[cs231n/Spring 2023] Lecture 4: Neural Networks and Backpropagation

	Sigmoid 더 이상 사용되지 않는다. range [0,1] 단점1. Saturated neurons → kill the gradients. (vanishing gradient) 단점2. slow → not zero contered 단점3. exp()자체가 compute expensive
	tanh 가급적 사용X range [-1, 1] zero centered (good) but, 여전히 kill gradients 문제 있음.
	ReLU (default) not saturate computationally efficient sigmoid / tanh 보다 바름 단점1. not zero centered output 단점2. x< 0 → 기울기 0 (소실) x > 0 → 기울기 1 x = 0 → 기울기 undefined dead ReLU 방지위해 bias를 0.01 정도의 값으로 초기화하는 등의 방법을 사용
	Leaky ReLU ReLU 개선한 것
	Maxout ReLU, Leaky ReLU 일반화 not saturate, not die 단점1. 뉴런이 두개의 파라미터를 갖게 된다 → 연산이 2배
	ELU

Neural networks

모든 layer들이 연결되어 있으며(Full-connected), 하나의 단일레이어는 단일 연산으로 끝난다

Do not use size of neural network as a regularizer.

neural network의 크기가 regularization의 역할을 하는 것은 아니다.

→ overfitting 방지를 위해 network size를 조절해 작게 만드는 것이 아니라 regularization의 strength를 더 높여줘야한다. 즉, neural network는 regularization을 잘한다는 전제하에서는 크면 클수록 좋다.

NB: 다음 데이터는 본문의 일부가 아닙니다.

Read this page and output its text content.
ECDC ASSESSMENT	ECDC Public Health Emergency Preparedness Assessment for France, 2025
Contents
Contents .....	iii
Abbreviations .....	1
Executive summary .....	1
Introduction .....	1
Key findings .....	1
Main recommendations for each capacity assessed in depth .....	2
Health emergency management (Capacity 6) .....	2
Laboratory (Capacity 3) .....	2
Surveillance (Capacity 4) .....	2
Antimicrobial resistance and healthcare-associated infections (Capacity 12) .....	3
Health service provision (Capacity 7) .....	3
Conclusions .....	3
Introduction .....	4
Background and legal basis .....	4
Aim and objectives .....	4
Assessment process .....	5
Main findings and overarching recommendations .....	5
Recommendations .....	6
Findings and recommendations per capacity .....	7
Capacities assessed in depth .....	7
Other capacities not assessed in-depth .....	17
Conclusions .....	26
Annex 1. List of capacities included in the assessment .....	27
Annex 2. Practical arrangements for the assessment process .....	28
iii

dendrite : input, axon : output, cell body : soma(activation function)

def neuron_tick(inputs):
cell_body_sum = np.sum(inputs*self.weights) + self.bias // x
firing_rate = 1.0/(1.0+math.exp(-cell_body_sum)) // sigmoid activation func
return firing_rate

Be very careful with your brain ananlogies!

인공신경망이 실제 우리 두뇌와 유사하다고 말하는 것에는 경계해야 한다.

Biological Neurons:

Many different types
Dendrites can perform complex non-linear computations
Synapses are not a single weight but a complex non-linear dynamical system

Backpropagation

How to compute gradients?

Idea #1 Derive $\triangle wL$ on paper

Problem 1: Very tedious: Lots of matrix calculus, need lots of paper (계산이 많음)
Problem 2: What if we want to change loss? (loss function을 바꾸고 싶다면 처음부터 다시 계산해야함) E.g. use softmax instead of SVM? -> Need to re-derive from scratch =(
Problem 3: Not feasible for very complex models! (복잡한 모델에서는 불가능)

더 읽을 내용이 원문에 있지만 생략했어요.